Consider next the case of kinetic friction. We know that the mechanism for this force involves microscopic interactions of irregularities in the two surfaces involved. This means that the particles only at the surfaces are exerting forces on each other – all the particles in the objects that are sliding are not involved equally. We cannot resort to saying that the objects involved are systems of particles held rigidly together, or they would stop moving immediately when surface irregularities interacted. These irregularities must be capable of some deformation for any sliding to occur. For static friction, the particles can be considered to be held rigidly in place, and therefore no thermal energy is generated from static friction as there is with kinetic friction.

## Kinetic Energy Distribution Within a System

Let’s return once again to an example we looked at in the previous section (Figure 4.3.1), and ask a new question about it (the example has been simplified slightly by giving one block exactly twice the mass of the second block).

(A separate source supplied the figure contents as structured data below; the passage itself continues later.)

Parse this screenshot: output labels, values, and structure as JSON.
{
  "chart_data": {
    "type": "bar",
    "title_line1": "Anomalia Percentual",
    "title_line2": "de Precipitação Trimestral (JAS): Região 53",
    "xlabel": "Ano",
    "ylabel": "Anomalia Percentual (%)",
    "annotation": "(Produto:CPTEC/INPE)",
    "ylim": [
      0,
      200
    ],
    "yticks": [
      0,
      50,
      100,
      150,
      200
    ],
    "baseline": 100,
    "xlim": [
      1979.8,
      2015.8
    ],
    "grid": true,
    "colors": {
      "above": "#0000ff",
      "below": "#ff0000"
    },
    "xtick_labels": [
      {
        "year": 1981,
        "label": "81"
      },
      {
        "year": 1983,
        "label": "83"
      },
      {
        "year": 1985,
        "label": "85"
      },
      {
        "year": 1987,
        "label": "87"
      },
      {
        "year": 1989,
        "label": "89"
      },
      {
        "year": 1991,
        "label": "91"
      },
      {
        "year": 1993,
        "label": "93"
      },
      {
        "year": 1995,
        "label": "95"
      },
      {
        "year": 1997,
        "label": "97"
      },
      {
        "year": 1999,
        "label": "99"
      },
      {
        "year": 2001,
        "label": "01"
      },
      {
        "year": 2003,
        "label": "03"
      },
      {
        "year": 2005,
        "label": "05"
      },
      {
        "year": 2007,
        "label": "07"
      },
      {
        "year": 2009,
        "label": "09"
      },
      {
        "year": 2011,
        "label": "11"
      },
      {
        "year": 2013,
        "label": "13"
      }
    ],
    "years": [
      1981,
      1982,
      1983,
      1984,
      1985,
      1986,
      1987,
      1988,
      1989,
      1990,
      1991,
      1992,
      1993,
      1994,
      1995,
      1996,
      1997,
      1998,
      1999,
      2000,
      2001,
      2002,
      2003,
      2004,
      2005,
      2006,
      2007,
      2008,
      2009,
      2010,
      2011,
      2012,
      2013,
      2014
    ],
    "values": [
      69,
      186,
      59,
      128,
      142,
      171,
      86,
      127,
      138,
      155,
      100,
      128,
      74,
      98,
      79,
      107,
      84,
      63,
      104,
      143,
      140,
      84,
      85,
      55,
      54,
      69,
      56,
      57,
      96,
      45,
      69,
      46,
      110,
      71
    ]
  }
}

Figure 4.4.3 – Kinetic Energy Distribution for Repelling Blocks

The spring stored some potential energy when it was compressed, and it gave this energy to the kinetic energy of the two blocks. What fraction of this energy is given to each of the blocks? One might be inclined to believe that since the spring exerts equal forces on both blocks, they both get equal amounts of kinetic energy. But by now we know better! They only get the same amount of energy if the spring does the same amount of work on both, and it's clear here that the lighter mass is pushed a longer distance before losing contact with the spring than the heavier mass, so with equal forces acting on each, more work is done on the lighter mass. Specifically, the lighter mass is accelerated twice as much by the equal force, so it displaces twice as far, and therefore gets twice as much energy as the heavier block.

Another way to see it is to note that both blocks must have the same magnitude of momentum after the spring expands (since the momenta must cancel to equal zero and remain conserved), so using Equation 4.1.5 we can compare their kinetic energies:

$KE_1 = \dfrac{p_1^2}{2m_1} = \dfrac{p^2}{2m} \;\;\; \Rightarrow \;\;\; \ KE_2 = \dfrac{p_2^2}{2m_2} = \dfrac{p^2}{2 \left( 2m \right)} = \frac{1}{2}KE_1$

This confirms what we reasoned above.

Now we can see more clearly why we are able to refer to the gravitational potential energy of the system of a small object and the earth as simply the gravitational potential energy "of the object," ignoring the fact that the earth is also involved. This is because when the potential energy is converted to kinetic energy, virtually all of the kinetic energy goes to the object, and none of it to the earth (imagine the heavier block above being much heavier).